Nato, Usa lasciano due basi agli alleati: quella di Napoli all'Italia mentre il presidio di Norfolk in Virginia al Regno Unito
Gli Stati Uniti trasferiranno la guida di due Joint Force Command di primo piano della Nato ai partner europei. Il comando di Napoli, responsabile del fronte sud dell’Alleanza, passerà all’Italia, mentre quello di Norfolk, in Virginia, che si concentra sul fronte nord e sulla sicurezza delle rotte transatlantiche, sarà affidato al Regno Unito. In parallelo, Washington assumerà la leadership delle forze marittime dell’Alleanza con sede proprio in Gran Bretagna, riequilibrando così l’assetto complessivo delle responsabilità operative.
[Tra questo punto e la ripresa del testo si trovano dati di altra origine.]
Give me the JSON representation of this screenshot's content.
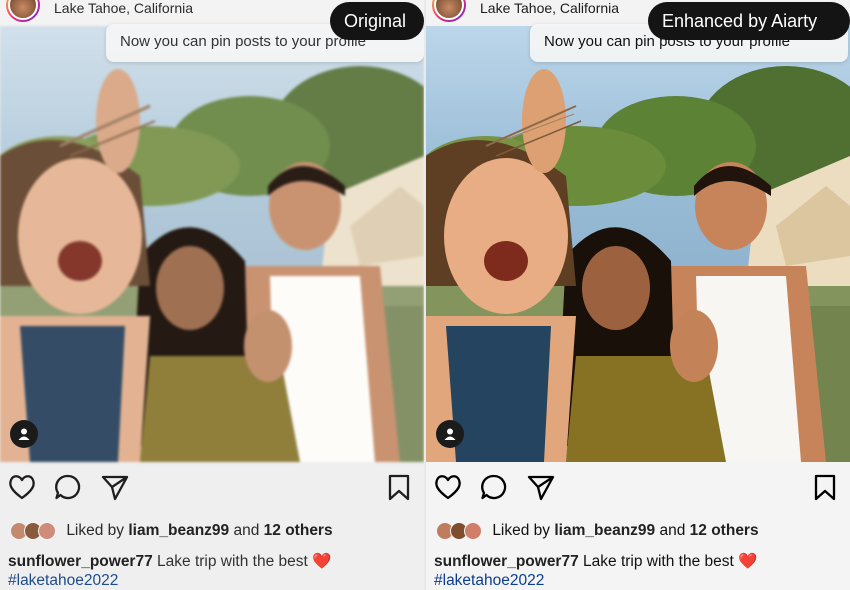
{
  "panels": [
    {
      "badge": "Original",
      "location": "Lake Tahoe, California",
      "tooltip": "Now you can pin posts to your profile",
      "liked_by_prefix": "Liked by",
      "liked_by_user": "liam_beanz99",
      "liked_by_and": "and",
      "liked_by_others": "12 others",
      "caption_user": "sunflower_power77",
      "caption_text": "Lake trip with the best",
      "caption_emoji": "❤️",
      "hashtag": "#laketahoe2022"
    },
    {
      "badge": "Enhanced by Aiarty",
      "location": "Lake Tahoe, California",
      "tooltip": "Now you can pin posts to your profile",
      "liked_by_prefix": "Liked by",
      "liked_by_user": "liam_beanz99",
      "liked_by_and": "and",
      "liked_by_others": "12 others",
      "caption_user": "sunflower_power77",
      "caption_text": "Lake trip with the best",
      "caption_emoji": "❤️",
      "hashtag": "#laketahoe2022"
    }
  ],
  "icons": [
    "heart-icon",
    "comment-icon",
    "share-icon",
    "bookmark-icon",
    "user-tag-icon"
  ],
  "colors": {
    "badge_bg": "#141414",
    "hashtag": "#1f4b8a",
    "heart": "#e0202a"
  }
}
Un funzionario a Bruxelles ha spiegato che "gli alleati hanno concordato una nuova distribuzione delle responsabilità degli alti ufficiali all'interno della struttura di comando della Nato, in cui gli alleati europei, compresi i nuovi membri, svolgeranno un ruolo più importante nella leadership militare dell'Alleanza". I cambiamenti richiederanno alcuni mesi per essere attuati, ma sono già considerati un segnale concreto del trasferimento degli oneri dagli Stati Uniti verso l’Europa.
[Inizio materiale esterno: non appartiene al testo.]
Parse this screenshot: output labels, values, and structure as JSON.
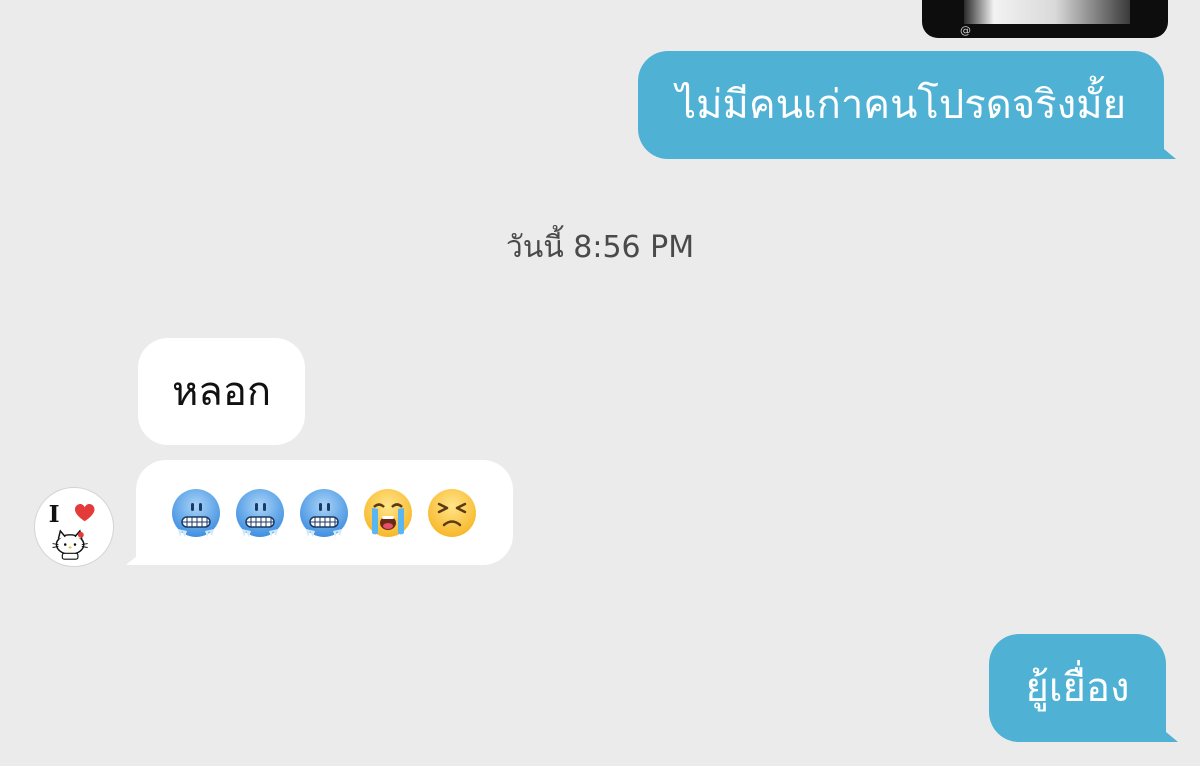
{
  "chat": {
    "prior_media": {
      "tag": "@"
    },
    "messages": [
      {
        "direction": "outgoing",
        "text": "ไม่มีคนเก่าคนโปรดจริงมั้ย"
      },
      {
        "direction": "incoming",
        "text": "หลอก"
      },
      {
        "direction": "incoming",
        "emojis": [
          "cold-face",
          "cold-face",
          "cold-face",
          "loudly-crying-face",
          "persevering-face"
        ]
      },
      {
        "direction": "outgoing",
        "text": "ยู้เยื่อง"
      }
    ],
    "timestamp": "วันนี้ 8:56 PM",
    "avatar": {
      "icon": "i-love-hello-kitty-avatar",
      "letter": "I"
    }
  },
  "colors": {
    "background": "#ebebeb",
    "outgoing_bubble": "#4fb1d3",
    "incoming_bubble": "#ffffff",
    "outgoing_text": "#ffffff",
    "incoming_text": "#111111",
    "timestamp_text": "#4a4a4a"
  }
}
La riorganizzazione è stata approvata il 6 febbraio dal Comitato militare della Nato, composto dai rappresentanti dei 32 Paesi membri. Il Comando militare supremo dell’Alleanza resta comunque nelle mani degli Stati Uniti, affidato al generale Alexus Grynkewich dal quartier generale di Mons in Belgio. I tre Joint Force Command, Napoli, Norfolk e Brunssum nei Paesi Bassi, rispondono direttamente a questa catena di comando e costituiscono i principali poli operativi regionali. A Napoli, dove oggi è in carica l’ammiraglio statunitense George Wikoff, insediato nel novembre 2025, l’avvicendamento con un ufficiale italiano richiederà tempo, anche perché non esistono regole rigide sulla durata dei mandati a quel livello. Il ministero della Difesa guidato da Guido Crosetto considera però la decisione un riconoscimento del ruolo strategico dell’Italia nel fianco sud della Nato, un’area ritenuta cruciale per la stabilità del Mediterraneo allargato.
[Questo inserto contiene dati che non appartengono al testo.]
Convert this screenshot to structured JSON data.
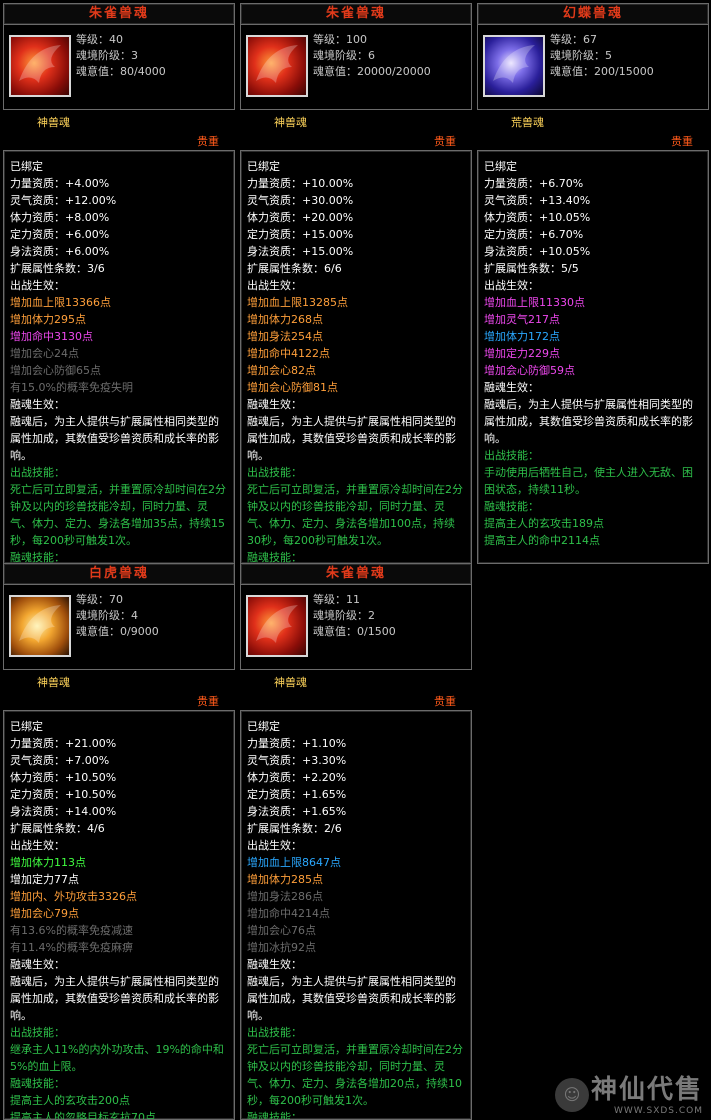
{
  "cards": [
    {
      "title": "朱雀兽魂",
      "icon": "phoenix-red-icon",
      "level": "等级：40",
      "tier": "魂境阶级：3",
      "intent": "魂意值：80/4000",
      "type": "神兽魂",
      "rarity": "贵重",
      "lines": [
        {
          "t": "已绑定",
          "c": "white"
        },
        {
          "t": "力量资质：+4.00%",
          "c": "white"
        },
        {
          "t": "灵气资质：+12.00%",
          "c": "white"
        },
        {
          "t": "体力资质：+8.00%",
          "c": "white"
        },
        {
          "t": "定力资质：+6.00%",
          "c": "white"
        },
        {
          "t": "身法资质：+6.00%",
          "c": "white"
        },
        {
          "t": "扩展属性条数：3/6",
          "c": "white"
        },
        {
          "t": "出战生效：",
          "c": "white"
        },
        {
          "t": "增加血上限13366点",
          "c": "orange"
        },
        {
          "t": "增加体力295点",
          "c": "orange"
        },
        {
          "t": "增加命中3130点",
          "c": "magenta"
        },
        {
          "t": "增加会心24点",
          "c": "gray"
        },
        {
          "t": "增加会心防御65点",
          "c": "gray"
        },
        {
          "t": "有15.0%的概率免疫失明",
          "c": "gray"
        },
        {
          "t": "融魂生效：",
          "c": "white"
        },
        {
          "t": "融魂后，为主人提供与扩展属性相同类型的属性加成，其数值受珍兽资质和成长率的影响。",
          "c": "white",
          "wrap": true
        },
        {
          "t": "出战技能：",
          "c": "green"
        },
        {
          "t": "死亡后可立即复活，并重置原冷却时间在2分钟及以内的珍兽技能冷却，同时力量、灵气、体力、定力、身法各增加35点，持续15秒，每200秒可触发1次。",
          "c": "green",
          "wrap": true
        },
        {
          "t": "融魂技能：",
          "c": "green"
        }
      ]
    },
    {
      "title": "朱雀兽魂",
      "icon": "phoenix-red-icon",
      "level": "等级：100",
      "tier": "魂境阶级：6",
      "intent": "魂意值：20000/20000",
      "type": "神兽魂",
      "rarity": "贵重",
      "lines": [
        {
          "t": "已绑定",
          "c": "white"
        },
        {
          "t": "力量资质：+10.00%",
          "c": "white"
        },
        {
          "t": "灵气资质：+30.00%",
          "c": "white"
        },
        {
          "t": "体力资质：+20.00%",
          "c": "white"
        },
        {
          "t": "定力资质：+15.00%",
          "c": "white"
        },
        {
          "t": "身法资质：+15.00%",
          "c": "white"
        },
        {
          "t": "扩展属性条数：6/6",
          "c": "white"
        },
        {
          "t": "出战生效：",
          "c": "white"
        },
        {
          "t": "增加血上限13285点",
          "c": "orange"
        },
        {
          "t": "增加体力268点",
          "c": "orange"
        },
        {
          "t": "增加身法254点",
          "c": "orange"
        },
        {
          "t": "增加命中4122点",
          "c": "orange"
        },
        {
          "t": "增加会心82点",
          "c": "orange"
        },
        {
          "t": "增加会心防御81点",
          "c": "orange"
        },
        {
          "t": "融魂生效：",
          "c": "white"
        },
        {
          "t": "融魂后，为主人提供与扩展属性相同类型的属性加成，其数值受珍兽资质和成长率的影响。",
          "c": "white",
          "wrap": true
        },
        {
          "t": "出战技能：",
          "c": "green"
        },
        {
          "t": "死亡后可立即复活，并重置原冷却时间在2分钟及以内的珍兽技能冷却，同时力量、灵气、体力、定力、身法各增加100点，持续30秒，每200秒可触发1次。",
          "c": "green",
          "wrap": true
        },
        {
          "t": "融魂技能：",
          "c": "green"
        }
      ]
    },
    {
      "title": "幻蝶兽魂",
      "icon": "butterfly-purple-icon",
      "level": "等级：67",
      "tier": "魂境阶级：5",
      "intent": "魂意值：200/15000",
      "type": "荒兽魂",
      "rarity": "贵重",
      "lines": [
        {
          "t": "已绑定",
          "c": "white"
        },
        {
          "t": "力量资质：+6.70%",
          "c": "white"
        },
        {
          "t": "灵气资质：+13.40%",
          "c": "white"
        },
        {
          "t": "体力资质：+10.05%",
          "c": "white"
        },
        {
          "t": "定力资质：+6.70%",
          "c": "white"
        },
        {
          "t": "身法资质：+10.05%",
          "c": "white"
        },
        {
          "t": "扩展属性条数：5/5",
          "c": "white"
        },
        {
          "t": "出战生效：",
          "c": "white"
        },
        {
          "t": "增加血上限11330点",
          "c": "magenta"
        },
        {
          "t": "增加灵气217点",
          "c": "magenta"
        },
        {
          "t": "增加体力172点",
          "c": "cyan"
        },
        {
          "t": "增加定力229点",
          "c": "magenta"
        },
        {
          "t": "增加会心防御59点",
          "c": "magenta"
        },
        {
          "t": "融魂生效：",
          "c": "white"
        },
        {
          "t": "融魂后，为主人提供与扩展属性相同类型的属性加成，其数值受珍兽资质和成长率的影响。",
          "c": "white",
          "wrap": true
        },
        {
          "t": "出战技能：",
          "c": "green"
        },
        {
          "t": "手动使用后牺牲自己，使主人进入无敌、困困状态，持续11秒。",
          "c": "green",
          "wrap": true
        },
        {
          "t": "融魂技能：",
          "c": "green"
        },
        {
          "t": "提高主人的玄攻击189点",
          "c": "green"
        },
        {
          "t": "提高主人的命中2114点",
          "c": "green"
        }
      ]
    },
    {
      "title": "白虎兽魂",
      "icon": "tiger-gold-icon",
      "level": "等级：70",
      "tier": "魂境阶级：4",
      "intent": "魂意值：0/9000",
      "type": "神兽魂",
      "rarity": "贵重",
      "lines": [
        {
          "t": "已绑定",
          "c": "white"
        },
        {
          "t": "力量资质：+21.00%",
          "c": "white"
        },
        {
          "t": "灵气资质：+7.00%",
          "c": "white"
        },
        {
          "t": "体力资质：+10.50%",
          "c": "white"
        },
        {
          "t": "定力资质：+10.50%",
          "c": "white"
        },
        {
          "t": "身法资质：+14.00%",
          "c": "white"
        },
        {
          "t": "扩展属性条数：4/6",
          "c": "white"
        },
        {
          "t": "出战生效：",
          "c": "white"
        },
        {
          "t": "增加体力113点",
          "c": "lime"
        },
        {
          "t": "增加定力77点",
          "c": "white"
        },
        {
          "t": "增加内、外功攻击3326点",
          "c": "orange"
        },
        {
          "t": "增加会心79点",
          "c": "orange"
        },
        {
          "t": "有13.6%的概率免疫减速",
          "c": "gray"
        },
        {
          "t": "有11.4%的概率免疫麻痹",
          "c": "gray"
        },
        {
          "t": "融魂生效：",
          "c": "white"
        },
        {
          "t": "融魂后，为主人提供与扩展属性相同类型的属性加成，其数值受珍兽资质和成长率的影响。",
          "c": "white",
          "wrap": true
        },
        {
          "t": "出战技能：",
          "c": "green"
        },
        {
          "t": "继承主人11%的内外功攻击、19%的命中和5%的血上限。",
          "c": "green",
          "wrap": true
        },
        {
          "t": "融魂技能：",
          "c": "green"
        },
        {
          "t": "提高主人的玄攻击200点",
          "c": "green"
        },
        {
          "t": "提高主人的忽略目标玄抗70点",
          "c": "green"
        }
      ]
    },
    {
      "title": "朱雀兽魂",
      "icon": "phoenix-red-icon",
      "level": "等级：11",
      "tier": "魂境阶级：2",
      "intent": "魂意值：0/1500",
      "type": "神兽魂",
      "rarity": "贵重",
      "lines": [
        {
          "t": "已绑定",
          "c": "white"
        },
        {
          "t": "力量资质：+1.10%",
          "c": "white"
        },
        {
          "t": "灵气资质：+3.30%",
          "c": "white"
        },
        {
          "t": "体力资质：+2.20%",
          "c": "white"
        },
        {
          "t": "定力资质：+1.65%",
          "c": "white"
        },
        {
          "t": "身法资质：+1.65%",
          "c": "white"
        },
        {
          "t": "扩展属性条数：2/6",
          "c": "white"
        },
        {
          "t": "出战生效：",
          "c": "white"
        },
        {
          "t": "增加血上限8647点",
          "c": "cyan"
        },
        {
          "t": "增加体力285点",
          "c": "orange"
        },
        {
          "t": "增加身法286点",
          "c": "gray"
        },
        {
          "t": "增加命中4214点",
          "c": "gray"
        },
        {
          "t": "增加会心76点",
          "c": "gray"
        },
        {
          "t": "增加冰抗92点",
          "c": "gray"
        },
        {
          "t": "融魂生效：",
          "c": "white"
        },
        {
          "t": "融魂后，为主人提供与扩展属性相同类型的属性加成，其数值受珍兽资质和成长率的影响。",
          "c": "white",
          "wrap": true
        },
        {
          "t": "出战技能：",
          "c": "green"
        },
        {
          "t": "死亡后可立即复活，并重置原冷却时间在2分钟及以内的珍兽技能冷却，同时力量、灵气、体力、定力、身法各增加20点，持续10秒，每200秒可触发1次。",
          "c": "green",
          "wrap": true
        },
        {
          "t": "融魂技能：",
          "c": "green"
        }
      ]
    }
  ],
  "watermark": {
    "brand": "神仙代售",
    "url": "WWW.SXDS.COM",
    "icon": "mascot-logo-icon"
  }
}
Anche Londra accoglie positivamente il nuovo incarico a Norfolk, che comporta la responsabilità della sicurezza delle rotte transatlantiche e della protezione dell’area nordica, inclusa la Groenlandia. Nel terzo presidio, quello di Brunssum, un generale polacco affiancherà il collega tedesco Ingo Gerhartz, rafforzando il peso dell’Europa orientale nella gestione del quadrante est, in un contesto segnato dalla guerra in Ucraina. Il riassetto arriva dopo che Washington ha fatto sapere di voler valutare una riduzione della propria presenza militare in Europa per concentrarsi su altre priorità strategiche, come la competizione con la Cina. In questo quadro, la cessione dei comandi a Roma e Londra rappresenta un passaggio simbolico e operativo verso una Nato a trazione più europea, pur mantenendo salda la leadership statunitense al vertice dell’Alleanza.